Working from observations of structural failure, the book identifies the principal failure types such as brittle fracture, with considerations of solo crack initiation and crack propagation associated with collective distributed damage. The other type is ductile fracture, when a crack blunts immediately on the application of stress resulting in large deformation. The book then addresses the life of a structure in a specific environment and load condition, using irreversible thermodynamics and the entropy criterion to address cooperative fracture and novel statistical Fracture mechanics to address solo fracture.

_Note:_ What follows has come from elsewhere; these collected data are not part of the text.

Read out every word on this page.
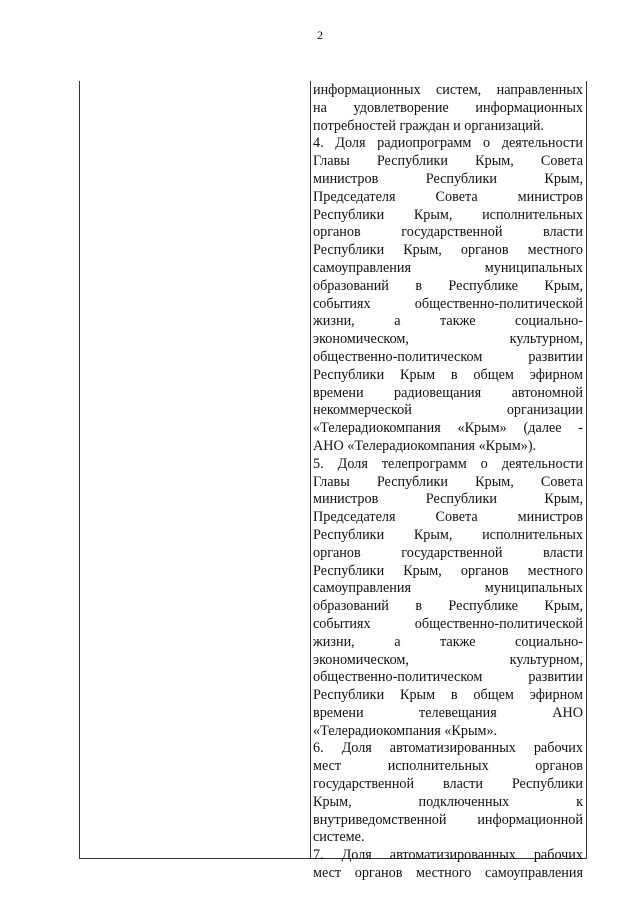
2
информационных систем, направленных
на удовлетворение информационных
потребностей граждан и организаций.
4. Доля радиопрограмм о деятельности
Главы Республики Крым, Совета
министров Республики Крым,
Председателя Совета министров
Республики Крым, исполнительных
органов государственной власти
Республики Крым, органов местного
самоуправления муниципальных
образований в Республике Крым,
событиях общественно-политической
жизни, а также социально-
экономическом, культурном,
общественно-политическом развитии
Республики Крым в общем эфирном
времени радиовещания автономной
некоммерческой организации
«Телерадиокомпания «Крым» (далее -
АНО «Телерадиокомпания «Крым»).
5. Доля телепрограмм о деятельности
Главы Республики Крым, Совета
министров Республики Крым,
Председателя Совета министров
Республики Крым, исполнительных
органов государственной власти
Республики Крым, органов местного
самоуправления муниципальных
образований в Республике Крым,
событиях общественно-политической
жизни, а также социально-
экономическом, культурном,
общественно-политическом развитии
Республики Крым в общем эфирном
времени телевещания АНО
«Телерадиокомпания «Крым».
6. Доля автоматизированных рабочих
мест исполнительных органов
государственной власти Республики
Крым, подключенных к
внутриведомственной информационной
системе.
7. Доля автоматизированных рабочих
мест органов местного самоуправления
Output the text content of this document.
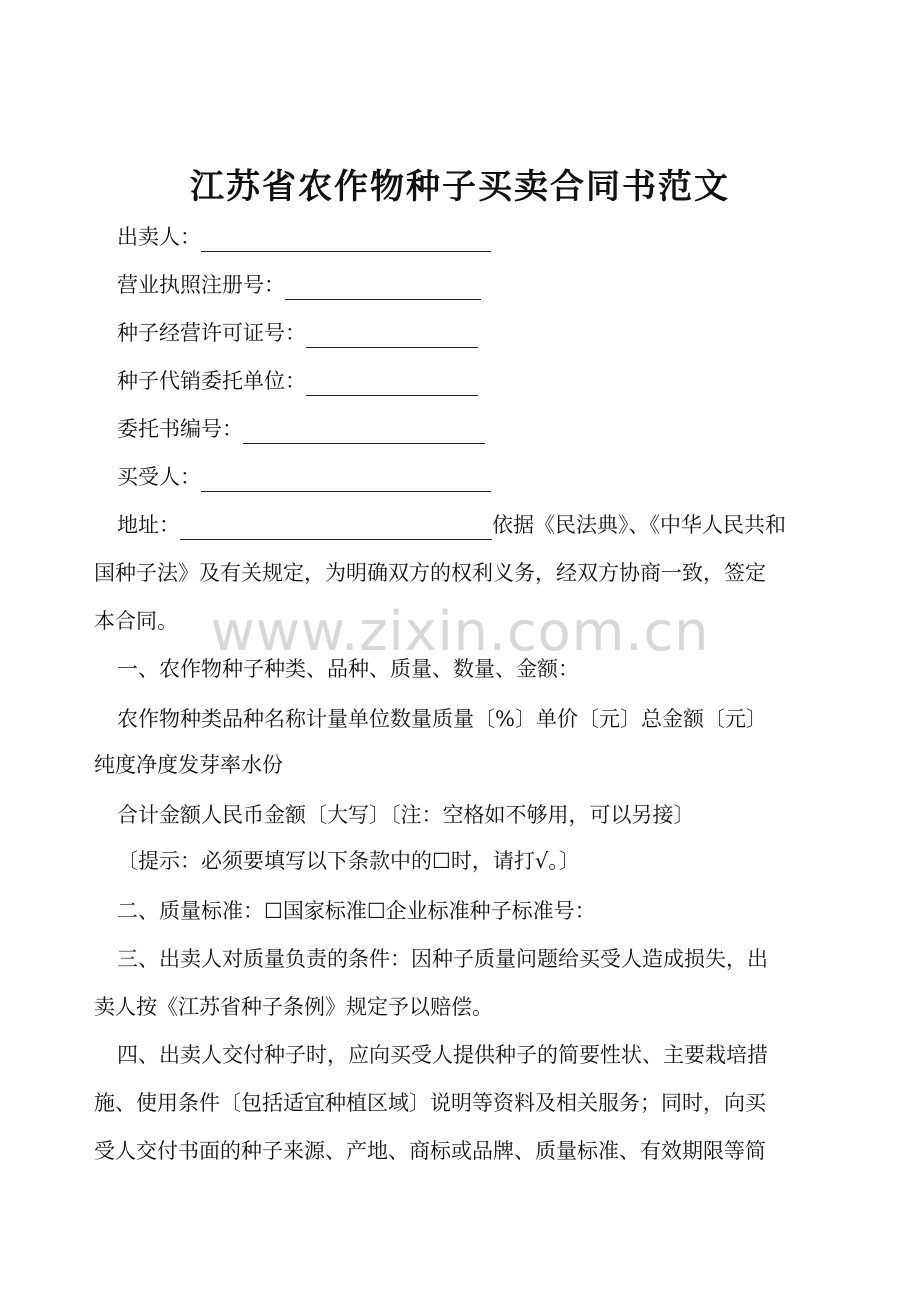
江苏省农作物种子买卖合同书范文
出卖人：
营业执照注册号：
种子经营许可证号：
种子代销委托单位：
委托书编号：
买受人：
地址：	依据《民法典》、《中华人民共和
国种子法》及有关规定，为明确双方的权利义务，经双方协商一致，签定
本合同。 www.zixin.com.cn
一、农作物种子种类、品种、质量、数量、金额：
农作物种类品种名称计量单位数量质量〔%〕单价〔元〕总金额〔元〕
纯度净度发芽率水份
合计金额人民币金额〔大写〕〔注：空格如不够用，可以另接〕
〔提示：必须要填写以下条款中的☐时，请打√。〕
二、质量标准：☐国家标准☐企业标准种子标准号：
三、出卖人对质量负责的条件：因种子质量问题给买受人造成损失，出
卖人按《江苏省种子条例》规定予以赔偿。
四、出卖人交付种子时，应向买受人提供种子的简要性状、主要栽培措
施、使用条件〔包括适宜种植区域〕说明等资料及相关服务；同时，向买
受人交付书面的种子来源、产地、商标或品牌、质量标准、有效期限等简
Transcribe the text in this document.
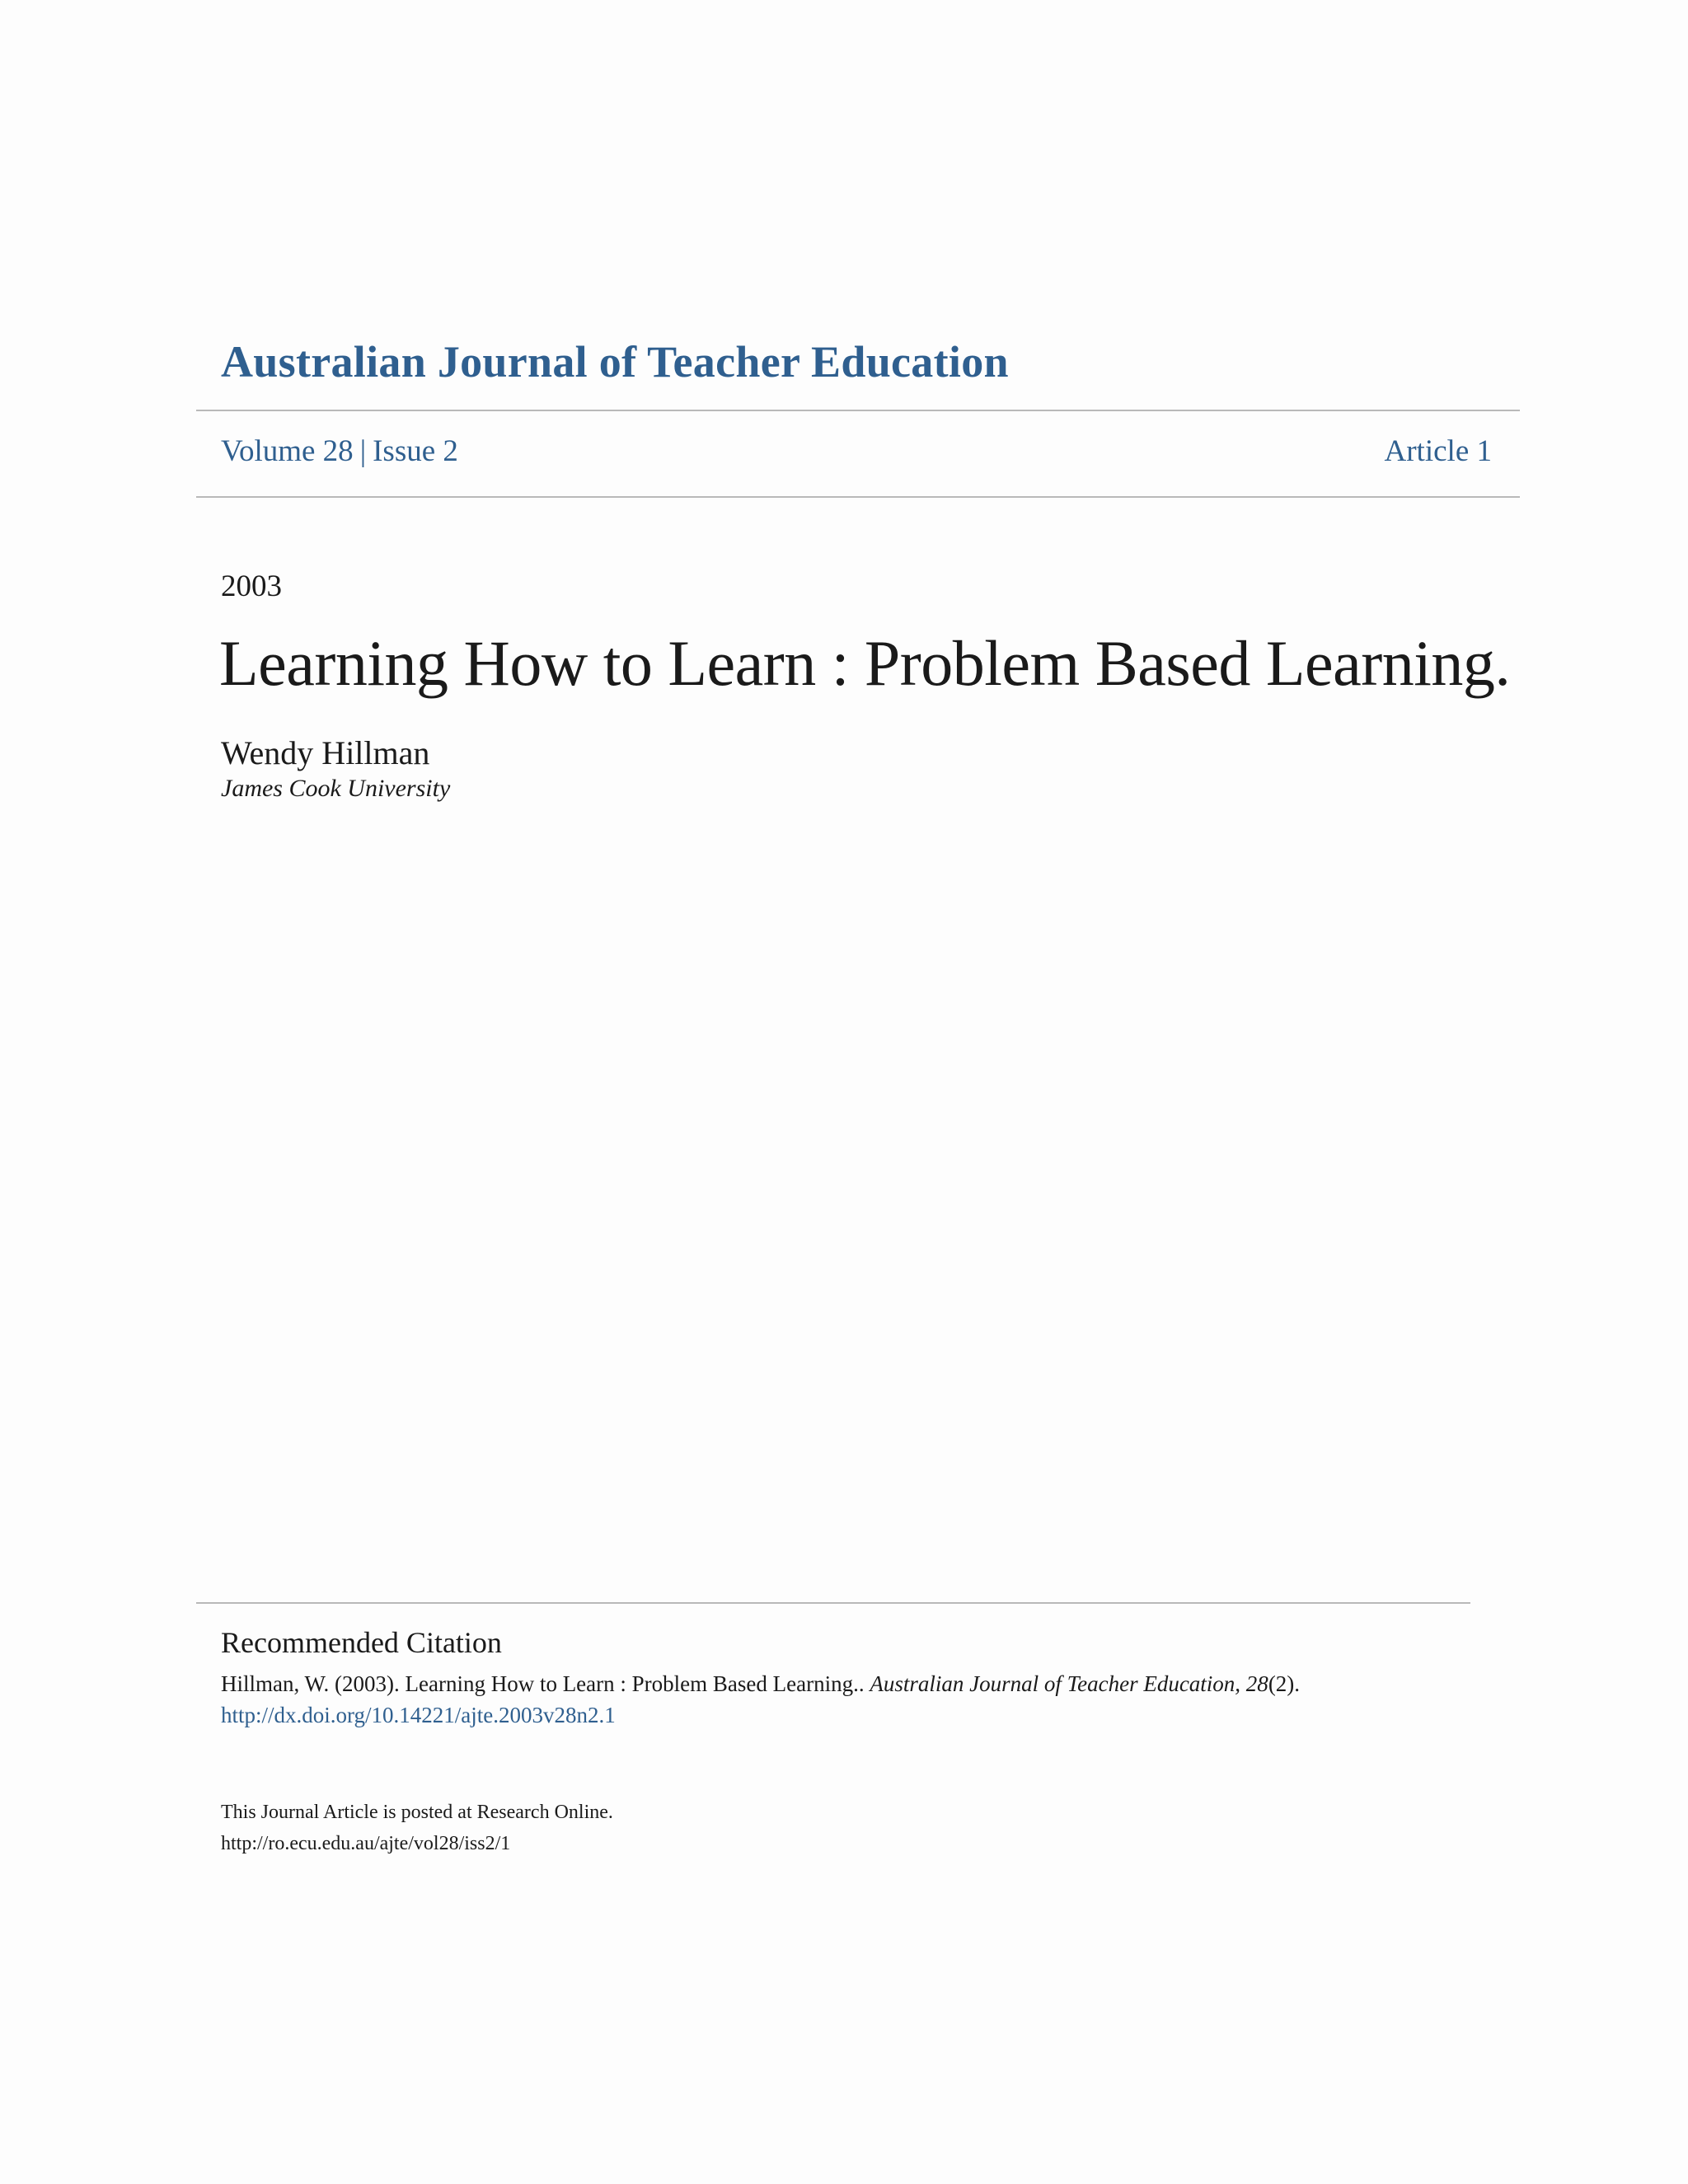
Australian Journal of Teacher Education
Volume 28 | Issue 2	Article 1
2003
Learning How to Learn : Problem Based Learning.
Wendy Hillman
James Cook University
Recommended Citation
Hillman, W. (2003). Learning How to Learn : Problem Based Learning.. Australian Journal of Teacher Education, 28(2).
http://dx.doi.org/10.14221/ajte.2003v28n2.1
This Journal Article is posted at Research Online.
http://ro.ecu.edu.au/ajte/vol28/iss2/1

Applies well-established concepts from mechanics, absent in contemporary Fracture mechanics

Uses novel concepts of mechanics, irreversible thermodynamics, and statistical Fracture mechanics

The book is ideal for graduate students and design engineers in civil and materials engineering, as well as mechanical and chemical engineering. Students using the book need no more than basic college-level mechanics, mathematics, and statistics knowledge.

List of contents










1. Review of Classical Strength of Materials.  2. Commonly Used Mathematical Tools.  3. Equations of Elasticity.  4. Conventional Fracture Mechanics.  5. Cooperative Brittle Fracture (Lifetime Prediction).  6. Solo Brittle Fracture and Statistical Fracture Mechanics.  7. References & appendices.  Appendix I. Summary of Onsager Reciprocal Relations.  Appendix II. Historical Remarks on Energy Release Rates.  Appendix III. Remarks on Emmy Noether's Theorem. 

About the author

Alexander Chudnovsky is UIC Distinguished Professor Emeritus and Director of the Fracture Mechanics and Materials Durability Laboratory in the Civil and Materials Engineering Department of the University of Illinois at Chicago, USA. Over a career of more than 60 years, he has received numerous teaching awards and the 2004 Outstanding Achievement Award of the Society of Plastics Engineers.
Kalyan Sehanobish has been a global plastic product consultant and owner of Materials & Adhesives Research Services since 2019, and for over 25 years was Research Fellow at the Dow Chemical Company prior to 2019. He received the R&D inventor of the year award for several projects as a technical project team participant and the Automative PACE award for IMPAXX foam in 2008.

Summary

This textbook introduces the thermodynamics of irreversible processes to address the time dependency of fracture. It identifies principal structural failure types such as brittle damage and ductile failure and covers the life of a structure in a specific environment and load condition, addressing cooperative and solo fracture.